Eti Çiğnemeden Yutmak!
Değerli Okurlarım!
Bilmek, beynin aydınlanmasıdır.
Bilenceği bilmeyenler, sanırlar ki herkeste bir terslik var. Onun için bilgeliklere çok bozulurlar. Onların varlıklarına tahammül edemezler. İşte atalarından devraldıkları kalıplarının izin verdiği oranda o kalıplarının içinde dönenip dururlar..
Bunların en bariz özellikleri, sürekli yakınmalarıdır.
Nasıl mı?
Mesela: dünyaya, hayata, kaderlerine, ailelerine, huylarına, arkadaşlarına, esen yele, akan sele, her şeye lanet okur dururlar.
Derler ki "Bu dünyada gerçek dost arayanlar dostsuz kalır, yap iyilik bul kötülük, acırsan acınacak duruma düşersin, parandan başka gücün yoktur, herkes elbirliği etmiş gibi bana karşı, kadın milleti ya da erkek milleti değil mi?" vs..
İşte bu böyle uzar gider…
Oysa dünya da, hayatta çok güzel dizayn edilmiştir.
Şuna bak ya.. Dünya sonsuz mavi bir boşlukta, hem kendi etrafında hem de güneşin etrafında adeta mavi ve yeşil renk ağırlığıyla dur-duraksız dans ediyor.

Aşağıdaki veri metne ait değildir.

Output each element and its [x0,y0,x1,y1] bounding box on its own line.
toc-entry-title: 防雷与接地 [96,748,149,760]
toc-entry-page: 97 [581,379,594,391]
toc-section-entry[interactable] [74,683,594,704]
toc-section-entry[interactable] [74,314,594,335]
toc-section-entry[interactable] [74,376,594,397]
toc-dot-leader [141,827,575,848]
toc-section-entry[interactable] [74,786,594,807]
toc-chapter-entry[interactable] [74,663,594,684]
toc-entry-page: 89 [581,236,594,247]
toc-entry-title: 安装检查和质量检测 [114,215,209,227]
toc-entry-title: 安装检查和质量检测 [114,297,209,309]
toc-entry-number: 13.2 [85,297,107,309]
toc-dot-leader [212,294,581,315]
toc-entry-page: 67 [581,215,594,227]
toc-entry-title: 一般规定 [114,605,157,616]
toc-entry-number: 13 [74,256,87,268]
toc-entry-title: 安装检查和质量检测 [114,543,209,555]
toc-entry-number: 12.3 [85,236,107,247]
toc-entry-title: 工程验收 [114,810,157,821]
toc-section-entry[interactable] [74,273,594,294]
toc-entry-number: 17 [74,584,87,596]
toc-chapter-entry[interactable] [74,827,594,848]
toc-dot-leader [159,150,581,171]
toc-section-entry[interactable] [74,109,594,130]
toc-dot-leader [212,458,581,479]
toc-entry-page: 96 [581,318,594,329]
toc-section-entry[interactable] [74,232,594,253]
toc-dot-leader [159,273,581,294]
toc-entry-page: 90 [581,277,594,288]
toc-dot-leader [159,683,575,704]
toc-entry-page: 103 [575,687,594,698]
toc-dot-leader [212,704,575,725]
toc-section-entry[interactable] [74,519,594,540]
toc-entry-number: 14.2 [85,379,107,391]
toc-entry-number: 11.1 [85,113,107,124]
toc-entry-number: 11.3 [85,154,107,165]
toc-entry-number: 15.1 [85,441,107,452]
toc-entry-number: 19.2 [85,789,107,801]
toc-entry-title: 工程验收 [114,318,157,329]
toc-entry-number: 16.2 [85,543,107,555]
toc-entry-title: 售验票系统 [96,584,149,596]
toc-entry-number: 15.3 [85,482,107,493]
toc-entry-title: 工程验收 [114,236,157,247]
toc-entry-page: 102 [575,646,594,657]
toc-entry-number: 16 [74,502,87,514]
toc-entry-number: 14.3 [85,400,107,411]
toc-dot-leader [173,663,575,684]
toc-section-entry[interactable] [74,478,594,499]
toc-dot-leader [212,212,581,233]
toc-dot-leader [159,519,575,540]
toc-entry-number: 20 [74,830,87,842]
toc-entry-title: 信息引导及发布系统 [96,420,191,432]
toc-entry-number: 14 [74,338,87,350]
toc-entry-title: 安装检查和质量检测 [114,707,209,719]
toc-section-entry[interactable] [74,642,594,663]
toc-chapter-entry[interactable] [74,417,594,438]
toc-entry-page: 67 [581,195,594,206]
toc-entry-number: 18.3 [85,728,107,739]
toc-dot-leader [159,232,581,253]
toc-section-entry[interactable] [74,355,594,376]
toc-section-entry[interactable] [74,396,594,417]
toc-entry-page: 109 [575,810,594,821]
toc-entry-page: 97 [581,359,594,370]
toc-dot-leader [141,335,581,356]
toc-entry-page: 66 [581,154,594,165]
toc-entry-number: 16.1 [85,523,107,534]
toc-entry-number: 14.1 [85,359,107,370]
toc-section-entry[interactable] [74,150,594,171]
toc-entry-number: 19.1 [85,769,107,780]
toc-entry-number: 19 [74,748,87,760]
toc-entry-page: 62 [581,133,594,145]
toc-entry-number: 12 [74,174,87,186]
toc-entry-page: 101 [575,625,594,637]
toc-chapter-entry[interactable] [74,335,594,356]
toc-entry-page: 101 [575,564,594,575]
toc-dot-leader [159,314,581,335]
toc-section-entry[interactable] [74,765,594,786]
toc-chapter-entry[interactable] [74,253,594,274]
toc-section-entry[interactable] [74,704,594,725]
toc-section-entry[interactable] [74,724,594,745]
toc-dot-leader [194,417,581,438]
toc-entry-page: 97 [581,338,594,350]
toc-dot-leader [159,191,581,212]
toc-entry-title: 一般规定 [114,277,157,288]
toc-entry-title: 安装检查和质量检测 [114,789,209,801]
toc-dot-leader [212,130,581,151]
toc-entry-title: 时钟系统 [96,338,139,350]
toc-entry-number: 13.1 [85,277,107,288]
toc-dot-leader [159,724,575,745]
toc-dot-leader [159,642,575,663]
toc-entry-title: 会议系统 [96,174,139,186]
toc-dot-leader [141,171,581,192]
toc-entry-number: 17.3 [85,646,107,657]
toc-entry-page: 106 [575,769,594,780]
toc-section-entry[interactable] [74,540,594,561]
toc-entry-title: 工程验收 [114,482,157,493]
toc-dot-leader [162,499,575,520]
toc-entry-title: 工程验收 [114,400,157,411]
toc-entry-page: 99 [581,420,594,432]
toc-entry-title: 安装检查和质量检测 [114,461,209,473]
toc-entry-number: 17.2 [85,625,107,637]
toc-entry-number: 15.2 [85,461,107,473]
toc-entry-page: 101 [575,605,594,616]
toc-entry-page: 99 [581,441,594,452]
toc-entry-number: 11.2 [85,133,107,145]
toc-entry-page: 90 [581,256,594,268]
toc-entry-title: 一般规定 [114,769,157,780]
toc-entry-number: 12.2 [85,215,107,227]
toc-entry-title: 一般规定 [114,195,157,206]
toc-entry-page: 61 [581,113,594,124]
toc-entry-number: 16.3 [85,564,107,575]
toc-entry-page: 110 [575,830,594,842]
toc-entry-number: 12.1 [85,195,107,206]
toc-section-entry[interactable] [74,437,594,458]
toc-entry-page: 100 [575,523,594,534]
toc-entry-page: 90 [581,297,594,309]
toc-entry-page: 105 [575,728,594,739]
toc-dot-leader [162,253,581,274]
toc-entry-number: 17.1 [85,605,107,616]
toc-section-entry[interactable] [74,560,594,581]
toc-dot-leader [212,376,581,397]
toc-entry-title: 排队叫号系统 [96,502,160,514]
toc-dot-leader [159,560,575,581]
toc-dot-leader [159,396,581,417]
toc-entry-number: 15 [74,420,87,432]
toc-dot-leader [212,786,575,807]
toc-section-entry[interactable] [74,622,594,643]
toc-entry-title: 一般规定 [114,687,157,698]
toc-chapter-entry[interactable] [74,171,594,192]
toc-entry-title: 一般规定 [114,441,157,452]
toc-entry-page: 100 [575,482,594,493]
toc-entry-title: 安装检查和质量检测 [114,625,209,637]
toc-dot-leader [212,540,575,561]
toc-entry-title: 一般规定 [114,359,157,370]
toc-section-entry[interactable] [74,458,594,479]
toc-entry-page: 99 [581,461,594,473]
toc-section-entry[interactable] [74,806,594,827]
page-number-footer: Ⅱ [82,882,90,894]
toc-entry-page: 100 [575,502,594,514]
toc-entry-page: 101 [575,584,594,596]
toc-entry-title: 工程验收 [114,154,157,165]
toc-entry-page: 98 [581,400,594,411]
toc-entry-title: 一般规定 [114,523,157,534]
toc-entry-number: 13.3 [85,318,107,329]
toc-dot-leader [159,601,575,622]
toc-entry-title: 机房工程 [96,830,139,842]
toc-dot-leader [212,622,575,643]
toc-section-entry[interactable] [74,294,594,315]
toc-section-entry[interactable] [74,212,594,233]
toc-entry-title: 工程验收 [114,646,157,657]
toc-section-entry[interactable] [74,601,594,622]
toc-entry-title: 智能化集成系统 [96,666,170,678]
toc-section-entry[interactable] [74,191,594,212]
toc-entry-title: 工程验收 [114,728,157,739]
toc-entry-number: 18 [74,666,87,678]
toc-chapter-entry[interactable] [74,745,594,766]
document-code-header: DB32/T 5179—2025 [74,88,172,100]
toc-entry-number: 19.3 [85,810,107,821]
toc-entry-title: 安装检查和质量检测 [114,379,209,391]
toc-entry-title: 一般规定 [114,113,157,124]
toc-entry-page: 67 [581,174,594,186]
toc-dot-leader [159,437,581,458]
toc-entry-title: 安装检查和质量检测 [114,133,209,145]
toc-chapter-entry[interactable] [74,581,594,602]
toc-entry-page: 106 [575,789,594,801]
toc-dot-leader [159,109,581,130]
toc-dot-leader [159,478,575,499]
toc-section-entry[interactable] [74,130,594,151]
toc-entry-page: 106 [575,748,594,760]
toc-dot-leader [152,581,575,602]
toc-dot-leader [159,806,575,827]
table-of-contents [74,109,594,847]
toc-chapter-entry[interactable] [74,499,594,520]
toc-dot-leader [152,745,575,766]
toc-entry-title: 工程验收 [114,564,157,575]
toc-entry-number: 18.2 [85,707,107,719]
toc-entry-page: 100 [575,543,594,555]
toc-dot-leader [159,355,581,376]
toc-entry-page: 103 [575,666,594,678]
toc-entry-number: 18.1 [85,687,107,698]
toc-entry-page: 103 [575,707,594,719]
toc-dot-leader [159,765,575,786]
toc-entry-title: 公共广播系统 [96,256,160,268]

Bu mavi rengin üzerine güzelliğiyle gözleri kamaştıran güneş sarıp sarmalıyor.
Ağaçlar, ağaçlarda kuşlar uçan birer doğa.
Adana’da olduğu gibi tıpkı Kahramanmaraş’ta da hayat bütün güzelliğiyle devam ediyor..
Su bir başka güzel..
Anlat anlat bitmez.
Bu kadar güzelliğe nasıl olur da lanet okunur?
Ne var? Bir şey.. Cehalet!!
Cahil kendi iç karanlığını, iç çatışmalarını, çelişkilerini, gittiği her yere taşır. Bunların yaşamları bir tür boğuntudur..
Bungunluktur.
Bunalımdır.
Burada durup soluklanıyoruz.
Cahil, önce kendiyle başı püsküllü belada olandır.
Cahil, itin önüne ot, atın önüne et atan kişidir.
Evet, işte bunun için, cahiller, sevgiyi, aşkı ve sevişmeyi bilmezler.
Onlar eti ya çiğ çiğ ya da çiğnemeden yutanlar gibidir.